Установлено, что максимальное накопление НДЦ внутри обоих типов клеточных культур происходит через 24 ч инкубации (рис. 2, 3). Однако показано, что большее накопление НДЦ, модифицированных ФИТЦ, как для наночастиц Синтез #1, так и для наночастиц Синтез #2 характерно для нормальной клеточной культуры (NCTC L929), что подтверждается более высоким уровнем зеленой флуоресценции. Как в нормальных, так и в трансформированных клеточных культурах ФИТЦ-меченные НДЦ локализуются преимущественно в цитоплазме и лизосомах, не попадая в ядра клеток. Данные подтверждаются микрофотографиями, полученными после обработки путем колокализации спектров (рис. 2, 3).

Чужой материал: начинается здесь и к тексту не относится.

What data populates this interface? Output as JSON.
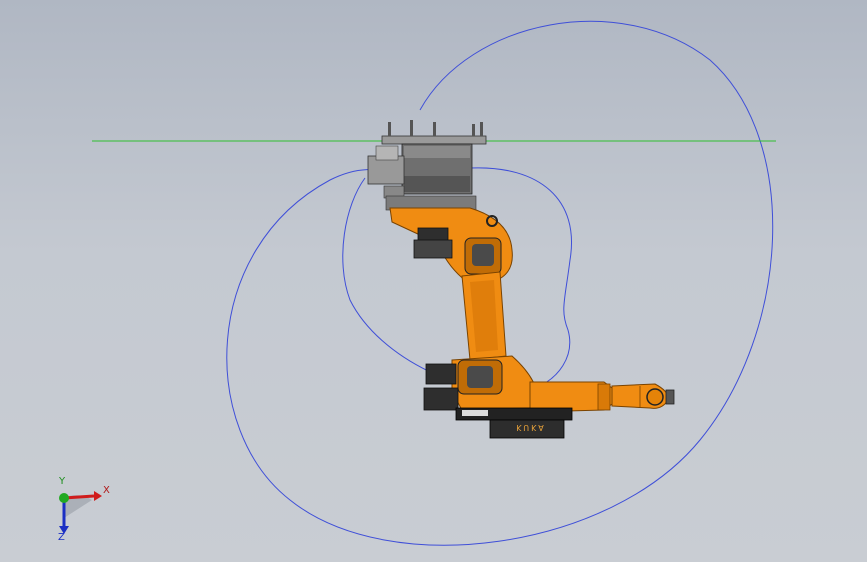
{
  "viewport": {
    "background_top": "#b0b7c3",
    "background_bottom": "#c9cdd3"
  },
  "robot": {
    "brand_text": "KUKA",
    "body_color": "#f08c12",
    "motor_color": "#3a3a3a",
    "base_color": "#8f8f8f"
  },
  "sketch": {
    "work_envelope_color": "#3f4fd8",
    "horizon_line_color": "#2fbf2f"
  },
  "triad": {
    "x_label": "X",
    "y_label": "Y",
    "z_label": "Z",
    "x_color": "#d01c1c",
    "y_color": "#22a922",
    "z_color": "#1b2fc4"
  }
}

Для попадания внутрь клетки НДЦ должны пересечь клеточную мембрану, что возможно посредством ряда механизмов эндоцитоза: макропиноцитоза, клатрин-опосредованного эндоцитоза, кавеол-опосредованного эндоцитоза или клатрин/кавеол-независимого эндоцитотического механизма [10], а также поглощение наночастиц может происходить по пассивному механизму [11].

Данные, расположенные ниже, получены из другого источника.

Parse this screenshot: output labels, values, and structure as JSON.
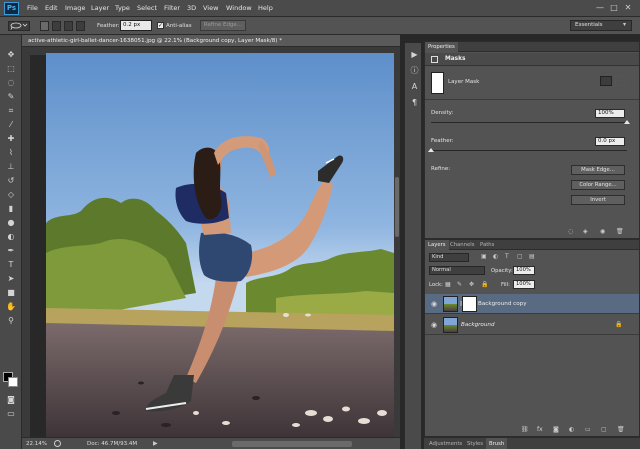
{
  "app": {
    "logo": "Ps"
  },
  "menu": {
    "items": [
      "File",
      "Edit",
      "Image",
      "Layer",
      "Type",
      "Select",
      "Filter",
      "3D",
      "View",
      "Window",
      "Help"
    ]
  },
  "window_controls": [
    "—",
    "□",
    "✕"
  ],
  "options": {
    "feather_label": "Feather:",
    "feather_value": "0.2 px",
    "antialias_label": "Anti-alias",
    "refine_edge_label": "Refine Edge...",
    "workspace": "Essentials"
  },
  "document": {
    "title": "active-athletic-girl-ballet-dancer-1638051.jpg @ 22.1% (Background copy, Layer Mask/8) *",
    "zoom": "22.14%",
    "doc_size": "Doc: 46.7M/93.4M"
  },
  "properties": {
    "tabs": [
      "Properties"
    ],
    "section": "Masks",
    "mask_type": "Layer Mask",
    "density_label": "Density:",
    "density_value": "100%",
    "feather_label": "Feather:",
    "feather_value": "0.0 px",
    "refine_label": "Refine:",
    "buttons": [
      "Mask Edge...",
      "Color Range...",
      "Invert"
    ],
    "density_fraction": 1.0,
    "feather_fraction": 0.0
  },
  "layers_panel": {
    "tabs": [
      "Layers",
      "Channels",
      "Paths"
    ],
    "filter": "Kind",
    "blend_mode": "Normal",
    "opacity_label": "Opacity:",
    "opacity_value": "100%",
    "lock_label": "Lock:",
    "fill_label": "Fill:",
    "fill_value": "100%",
    "layers": [
      {
        "name": "Background copy",
        "selected": true
      },
      {
        "name": "Background",
        "selected": false
      }
    ]
  },
  "bottom_tabs": [
    "Adjustments",
    "Styles",
    "Brush"
  ],
  "colors": {
    "accent": "#3c9ad8",
    "selected_layer": "#596b82"
  }
}
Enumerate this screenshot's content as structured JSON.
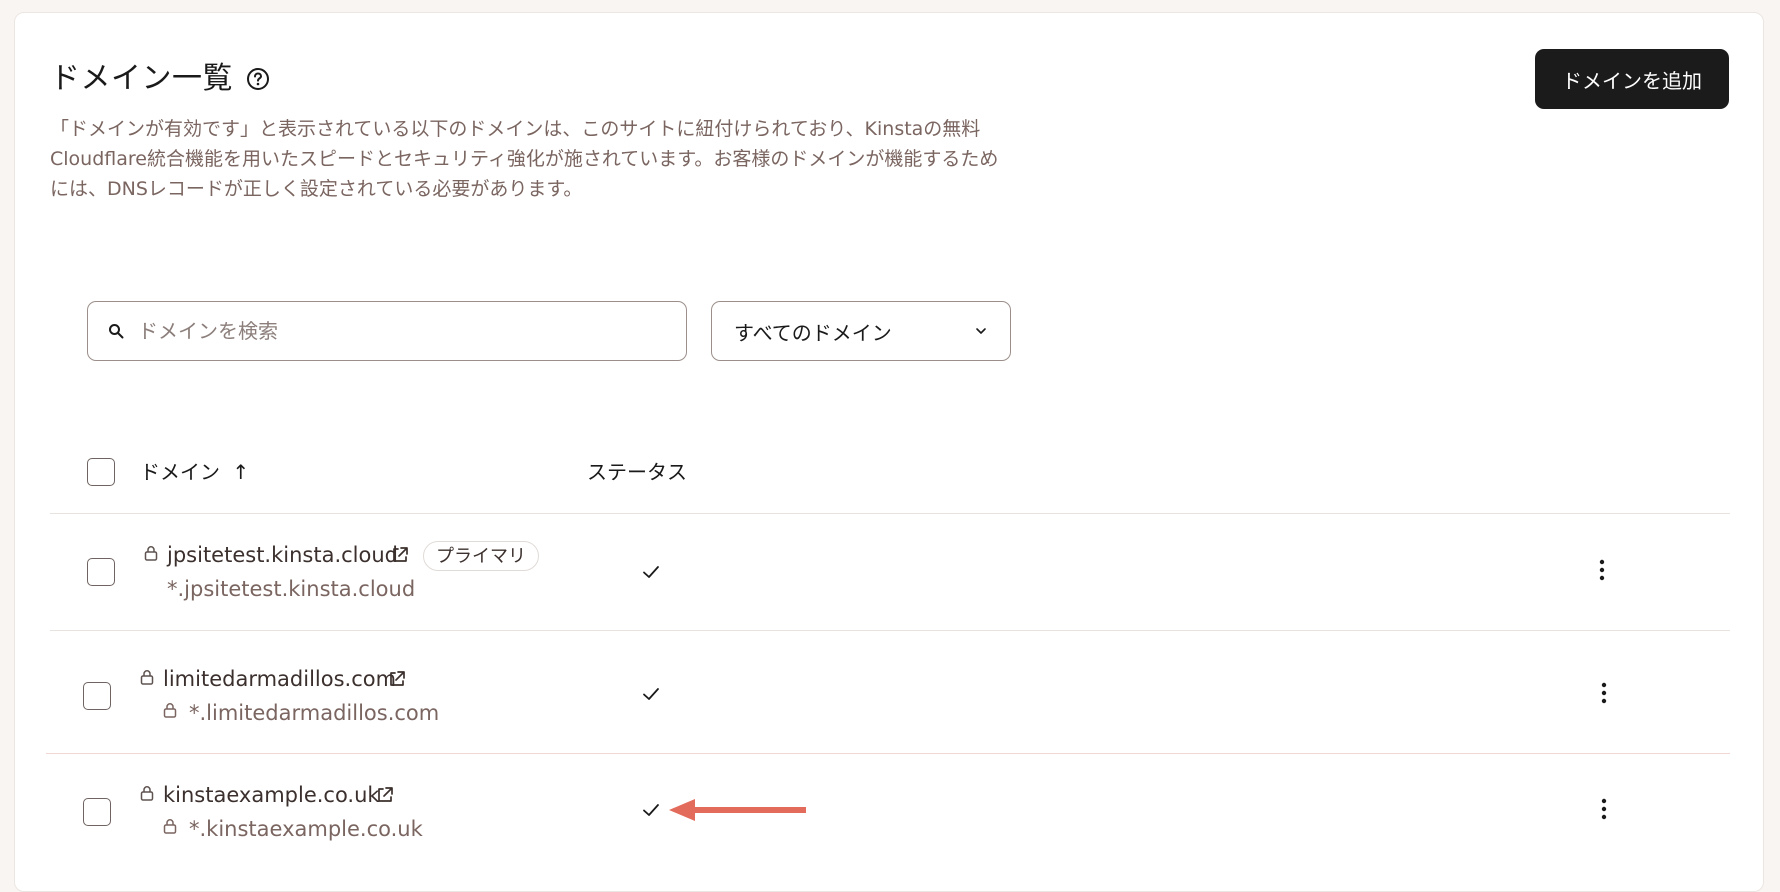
{
  "header": {
    "title": "ドメイン一覧",
    "description": "「ドメインが有効です」と表示されている以下のドメインは、このサイトに紐付けられており、Kinstaの無料Cloudflare統合機能を用いたスピードとセキュリティ強化が施されています。お客様のドメインが機能するためには、DNSレコードが正しく設定されている必要があります。",
    "add_button_label": "ドメインを追加"
  },
  "search": {
    "placeholder": "ドメインを検索",
    "value": ""
  },
  "filter": {
    "selected": "すべてのドメイン"
  },
  "table": {
    "columns": {
      "domain": "ドメイン",
      "status": "ステータス"
    },
    "sort_indicator": "↑",
    "rows": [
      {
        "domain": "jpsitetest.kinsta.cloud",
        "subdomain": "*.jpsitetest.kinsta.cloud",
        "badge": "プライマリ",
        "status": "active"
      },
      {
        "domain": "limitedarmadillos.com",
        "subdomain": "*.limitedarmadillos.com",
        "status": "active"
      },
      {
        "domain": "kinstaexample.co.uk",
        "subdomain": "*.kinstaexample.co.uk",
        "status": "active"
      }
    ]
  },
  "colors": {
    "accent_button": "#1b1b1b",
    "annotation_arrow": "#e36b5b",
    "muted_text": "#7a6560"
  },
  "icons": [
    "help-icon",
    "search-icon",
    "chevron-down-icon",
    "lock-icon",
    "external-link-icon",
    "check-icon",
    "kebab-menu-icon",
    "annotation-arrow"
  ]
}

Рис. 2. Изображения культуры NCTC L929, полученные методом конфокальной флуоресцентной микроскопии. Hoechst 33342 – синий, Lysotracker Red – красный, FITC – зеленый, Merge – синий + красный + зеленый. Масштабная линейка = 30 мкм
Рис. 3. Изображения культуры MNNG/HOS, полученные методом конфокальной флуоресцентной микроскопии. Hoechst 33342 – синий, Lysotracker Red – красный, FITC – зеленый, Merge – синий + красный + зеленый. Масштабная линейка = 30 мкм
Согласно литературным данным, в трансформированных клетках наблюдается более интенсивное и быстрое поглощение молекул или частиц, чем в нормальных клетках [12]. Однако данное предположение не согласуется с результатами, полученными нами на культурах NCTC L929 и MNNG/HOS, где наблюдается противоположный эффект. Это может быть связано с активацией рецепторов на поверхности нормальных клеток, и, таким образом, скорость рецептор-опосредованного эндоцитоза может быть увеличена. Поэтому, помимо локализации НДЦ внутри клетки, крайне актуально исследовать механизмы эндоцитоза, благодаря которым наночастицы проникают в клетку.
Заключение
Таким образом, полученные данные свидетельствуют о том, что для обоих типов НДЦ, модифицированных ФИТЦ, показано отсутствие достоверного цитотоксического эффекта на культурах как нормальных (NCTC L929), так и трансформированных (MNNG/HOS) клеток в концентрациях от 1 до 0,01 мг/мл. Оба исследованных типа НДЦ визуализируются внутри нормальных и трансформированных клеток при помощи конфокальной флуоресцентной микроскопии в концентрациях НДЦ Синтез #1 – 30 мкл/мл и для НДЦ Синтез #2 – 300 мкл/мл и локализуются преимущественно в цитоплазме и лизосомах, не попадая в ядра клеток.